In this section we'll evaluate the performance of the `Query` class on a set of generated queries. Run the code below to run the queries and get the predicted document uuids. You'll notice that there is a type column which classifies the query as either paraphrase or keyword. This category designates whether the simulated query was generated using a paraphrasing technique (on the header) or a keyword extraction technique. For our product we often see users ask well formed questions or provide short keyword style inputs. 

In [41]:
queries = pd.read_csv("data/query_sample.csv")[:10]

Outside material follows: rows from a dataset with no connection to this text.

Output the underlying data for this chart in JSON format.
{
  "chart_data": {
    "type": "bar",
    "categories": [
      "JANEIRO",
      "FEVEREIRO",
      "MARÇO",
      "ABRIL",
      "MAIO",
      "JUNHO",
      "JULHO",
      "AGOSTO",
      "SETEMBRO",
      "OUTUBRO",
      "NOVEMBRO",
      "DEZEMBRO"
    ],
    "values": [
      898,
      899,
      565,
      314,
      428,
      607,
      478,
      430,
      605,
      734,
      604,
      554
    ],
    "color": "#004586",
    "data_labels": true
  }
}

queries["predicted"] = queries["query"].apply(lambda x: query_obj.query(x))

queries.head()

Unnamed: 0,query,type,gold_uid,predicted
0,information debt collector debt,keyword,RYaR2WYJssw5xcPvPXCJgp,RYaR2WYJssw5xcPvPXCJgp
1,credit union share draft account,keyword,7z2jYhbY4ZiG8DKHh2mSn3,7z2jYhbY4ZiG8DKHh2mSn3
2,can i apply for a credit card with one set of ...,paraphrase,GgS3M8h8998z6nc5mPR5vA,GgS3M8h8998z6nc5mPR5vA
3,if my credit card doesn't work what can i do?,paraphrase,CVcjcDMjxsqCizWrsT3R5u,CVcjcDMjxsqCizWrsT3R5u
4,request credit report child,keyword,CE3RKEmS4ujtA2TfE3v2KP,CE3RKEmS4ujtA2TfE3v2KP


### 

### Task: Analyze results
Analyze the performance predictions above. What metrics do you think would be helpful in evaluating the accuracy and relevancy of the results being results? At mininum implement two metrics in code below and describe how we should interpret those results.

In [None]:
# your code here

* your analysis here *

### 3.) Task: Improvement ranking logic. 

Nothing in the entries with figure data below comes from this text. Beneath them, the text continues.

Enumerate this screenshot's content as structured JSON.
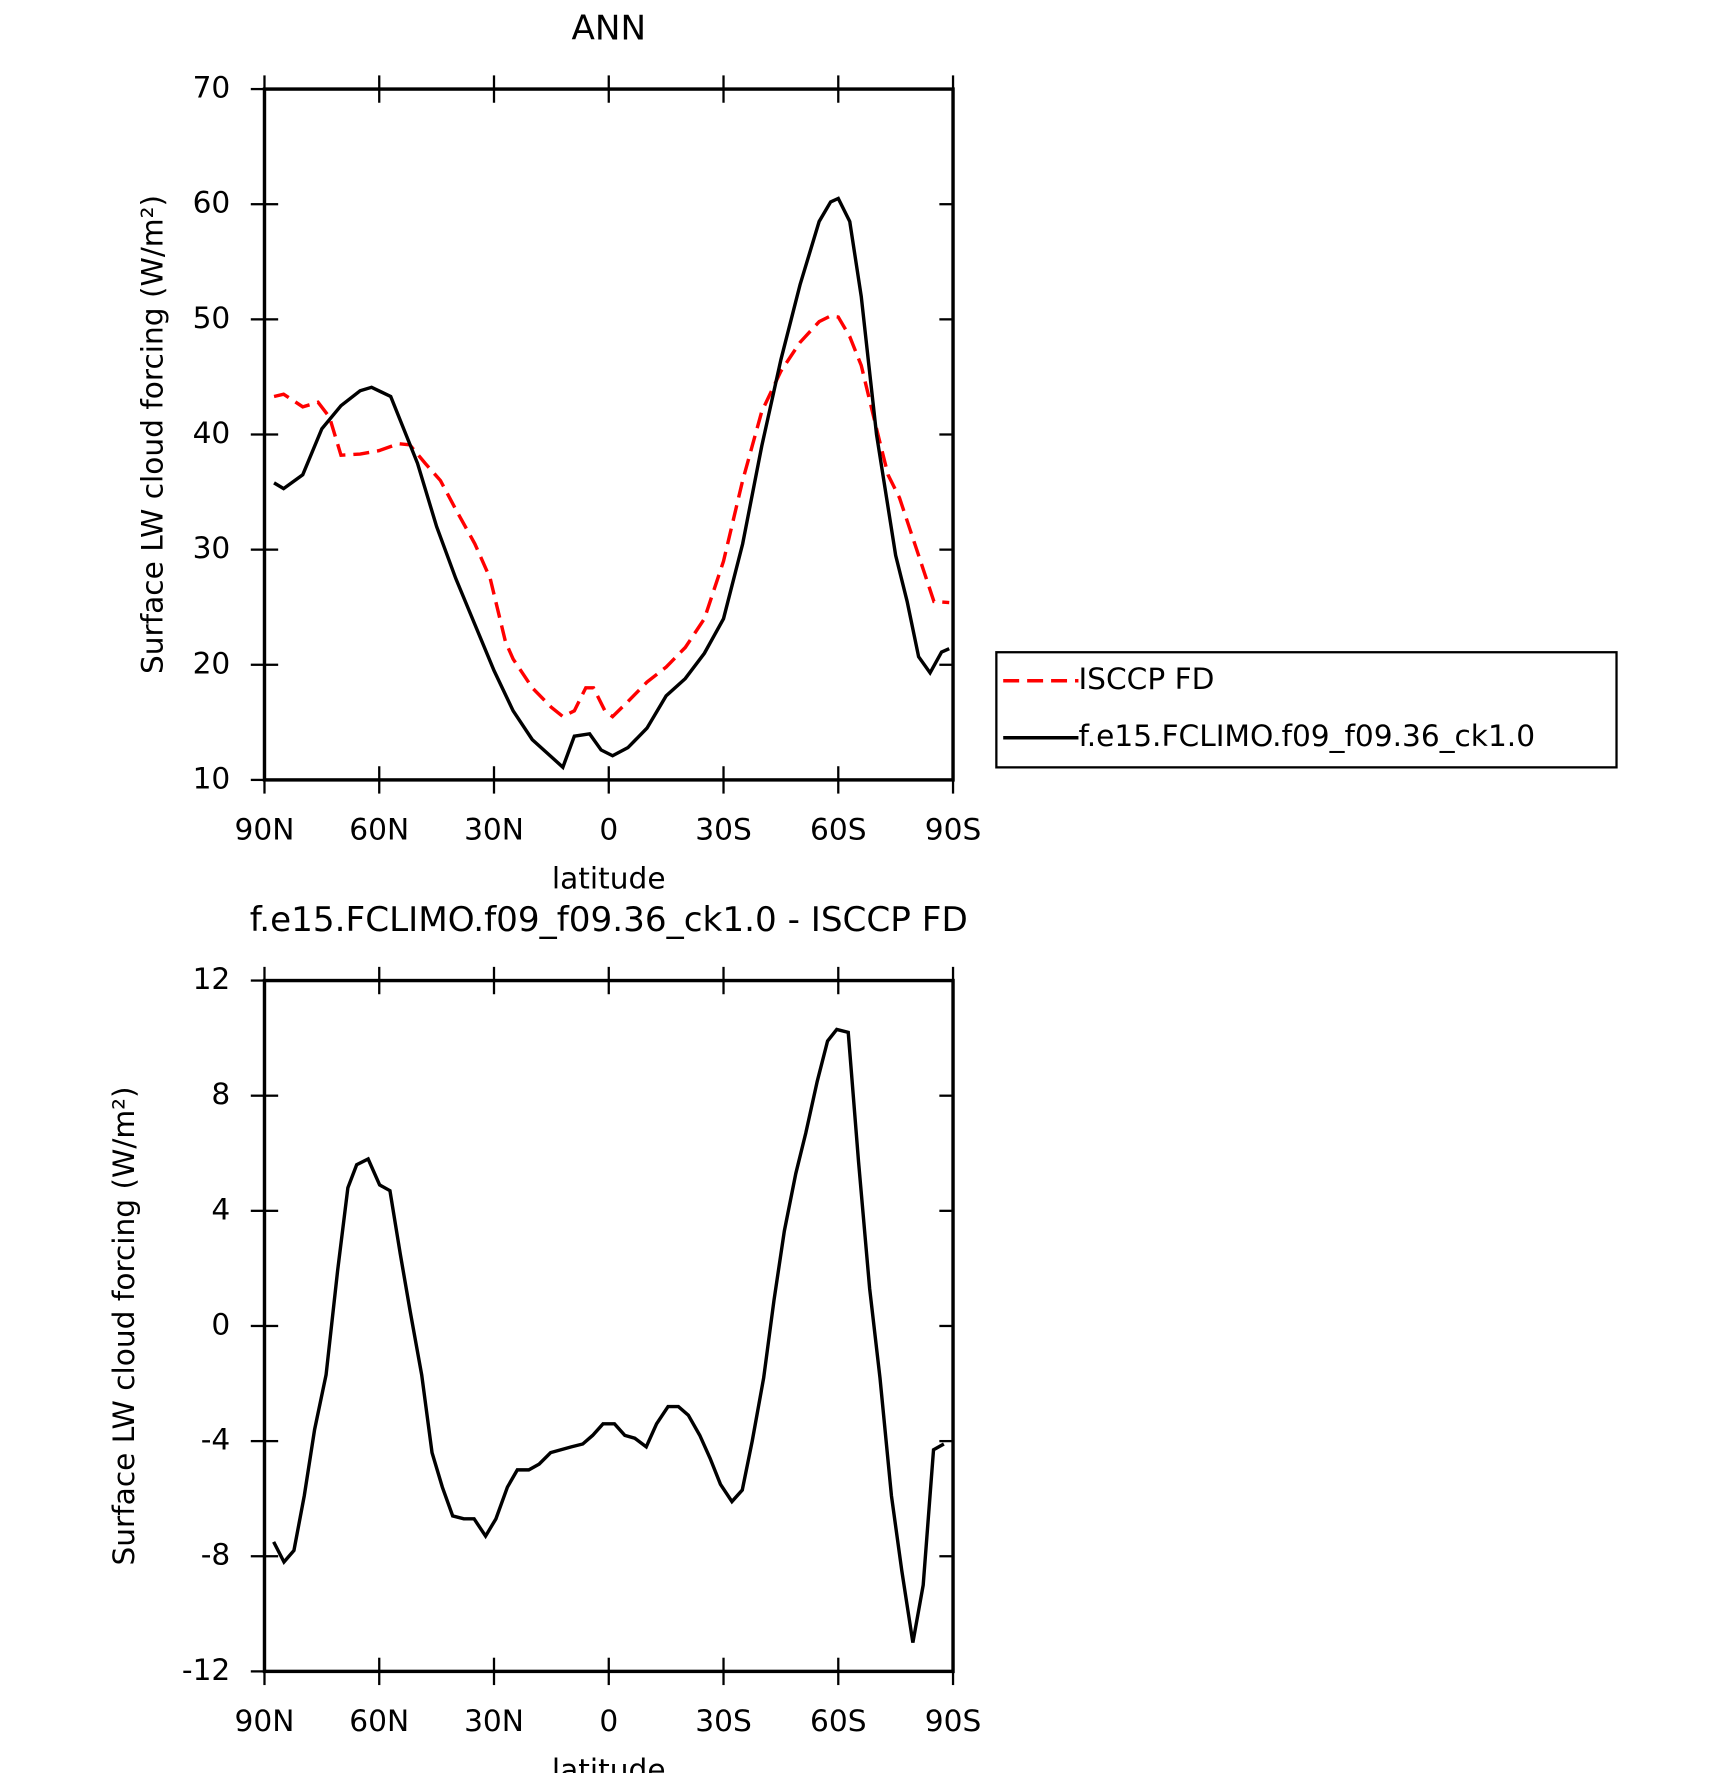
{
  "chart_data": [
    {
      "type": "line",
      "title": "ANN",
      "xlabel": "latitude",
      "ylabel": "Surface LW cloud forcing (W/m²)",
      "xlim": [
        90,
        -90
      ],
      "ylim": [
        10,
        70
      ],
      "xticks": [
        {
          "value": 90,
          "label": "90N"
        },
        {
          "value": 60,
          "label": "60N"
        },
        {
          "value": 30,
          "label": "30N"
        },
        0,
        {
          "value": -30,
          "label": "30S"
        },
        {
          "value": -60,
          "label": "60S"
        },
        {
          "value": -90,
          "label": "90S"
        }
      ],
      "yticks": [
        10,
        20,
        30,
        40,
        50,
        60,
        70
      ],
      "legend": "right",
      "series": [
        {
          "name": "ISCCP FD",
          "color": "#ff0000",
          "dashed": true,
          "x": [
            87.5,
            85,
            80,
            76,
            73,
            70,
            65,
            60,
            55,
            52,
            48,
            44,
            40,
            35,
            31,
            27,
            25,
            20,
            15,
            12,
            9,
            6,
            4,
            1,
            -1,
            -5,
            -10,
            -15,
            -20,
            -25,
            -30,
            -35,
            -40,
            -45,
            -50,
            -55,
            -58,
            -60,
            -63,
            -66,
            -70,
            -73,
            -76,
            -79,
            -82,
            -85,
            -89
          ],
          "values": [
            43.3,
            43.5,
            42.4,
            42.8,
            41.5,
            38.2,
            38.3,
            38.6,
            39.2,
            39.1,
            37.5,
            36,
            33.5,
            30.5,
            27.5,
            22,
            20.5,
            18,
            16.3,
            15.5,
            16,
            18,
            18,
            16,
            15.5,
            16.8,
            18.5,
            19.8,
            21.5,
            24,
            29,
            36,
            42,
            45.5,
            48,
            49.8,
            50.3,
            50.2,
            48.5,
            46,
            40.5,
            36.5,
            34.5,
            31.5,
            28.5,
            25.5,
            25.4
          ]
        },
        {
          "name": "f.e15.FCLIMO.f09_f09.36_ck1.0",
          "color": "#000000",
          "dashed": false,
          "x": [
            87.5,
            85,
            80,
            75,
            70,
            65,
            62,
            57,
            50,
            45,
            40,
            35,
            30,
            25,
            20,
            15,
            12,
            9,
            5,
            2,
            -1,
            -5,
            -10,
            -15,
            -20,
            -25,
            -30,
            -35,
            -40,
            -45,
            -50,
            -55,
            -58,
            -60,
            -63,
            -66,
            -70,
            -75,
            -78,
            -81,
            -84,
            -87,
            -89
          ],
          "values": [
            35.8,
            35.3,
            36.5,
            40.5,
            42.5,
            43.8,
            44.1,
            43.3,
            37.5,
            32,
            27.5,
            23.5,
            19.5,
            16,
            13.5,
            12,
            11.1,
            13.8,
            14,
            12.6,
            12.1,
            12.8,
            14.5,
            17.3,
            18.8,
            21,
            24,
            30.5,
            39,
            46.5,
            53,
            58.5,
            60.2,
            60.5,
            58.5,
            52,
            40,
            29.5,
            25.5,
            20.7,
            19.3,
            21.1,
            21.4
          ]
        }
      ]
    },
    {
      "type": "line",
      "title": "f.e15.FCLIMO.f09_f09.36_ck1.0 - ISCCP FD",
      "xlabel": "latitude",
      "ylabel": "Surface LW cloud forcing (W/m²)",
      "xlim": [
        90,
        -90
      ],
      "ylim": [
        -12,
        12
      ],
      "xticks": [
        {
          "value": 90,
          "label": "90N"
        },
        {
          "value": 60,
          "label": "60N"
        },
        {
          "value": 30,
          "label": "30N"
        },
        0,
        {
          "value": -30,
          "label": "30S"
        },
        {
          "value": -60,
          "label": "60S"
        },
        {
          "value": -90,
          "label": "90S"
        }
      ],
      "yticks": [
        -12,
        -8,
        -4,
        0,
        4,
        8,
        12
      ],
      "series": [
        {
          "color": "#000000",
          "dashed": false,
          "x": [
            87.6,
            84.9,
            82.3,
            79.6,
            76.9,
            73.9,
            70.9,
            68.2,
            65.9,
            62.9,
            59.9,
            57.2,
            54.5,
            51.9,
            48.9,
            46.2,
            43.5,
            40.8,
            37.9,
            35.2,
            32.2,
            29.5,
            26.5,
            23.9,
            20.9,
            18.2,
            15.2,
            12.5,
            9.8,
            6.8,
            4.2,
            1.5,
            -1.5,
            -4.2,
            -6.8,
            -9.8,
            -12.5,
            -15.5,
            -18.2,
            -20.8,
            -23.8,
            -26.5,
            -29.2,
            -32.2,
            -34.9,
            -37.5,
            -40.5,
            -43.2,
            -45.9,
            -48.9,
            -51.5,
            -54.5,
            -57.2,
            -59.6,
            -62.6,
            -65.3,
            -68.2,
            -70.9,
            -73.9,
            -76.6,
            -79.5,
            -82.2,
            -84.9,
            -87.6
          ],
          "values": [
            -7.5,
            -8.2,
            -7.8,
            -5.9,
            -3.6,
            -1.7,
            1.9,
            4.8,
            5.6,
            5.8,
            4.9,
            4.7,
            2.5,
            0.5,
            -1.7,
            -4.4,
            -5.6,
            -6.6,
            -6.7,
            -6.7,
            -7.3,
            -6.7,
            -5.6,
            -5,
            -5,
            -4.8,
            -4.4,
            -4.3,
            -4.2,
            -4.1,
            -3.8,
            -3.4,
            -3.4,
            -3.8,
            -3.9,
            -4.2,
            -3.4,
            -2.8,
            -2.8,
            -3.1,
            -3.8,
            -4.6,
            -5.5,
            -6.1,
            -5.7,
            -4,
            -1.8,
            0.9,
            3.3,
            5.3,
            6.7,
            8.5,
            9.9,
            10.3,
            10.2,
            5.7,
            1.3,
            -1.8,
            -5.9,
            -8.5,
            -11,
            -9,
            -4.3,
            -4.1
          ]
        }
      ]
    }
  ]
}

In this section you will have the opportunity to improve the system above. You're welcome to change any of the logic and infrastructure (eg changing embeddings, distance metrics etc) above. Develop your POC below and provide an updated evaluation on the sample queries. For the in person interview, we'll walk through your thoughts. If you have ideas that are more complex, it's ok if you are unable to implement them. We can talk through those in the interview as well.

At minimum we'd like to see some basic improvements to the ranking logic implemented.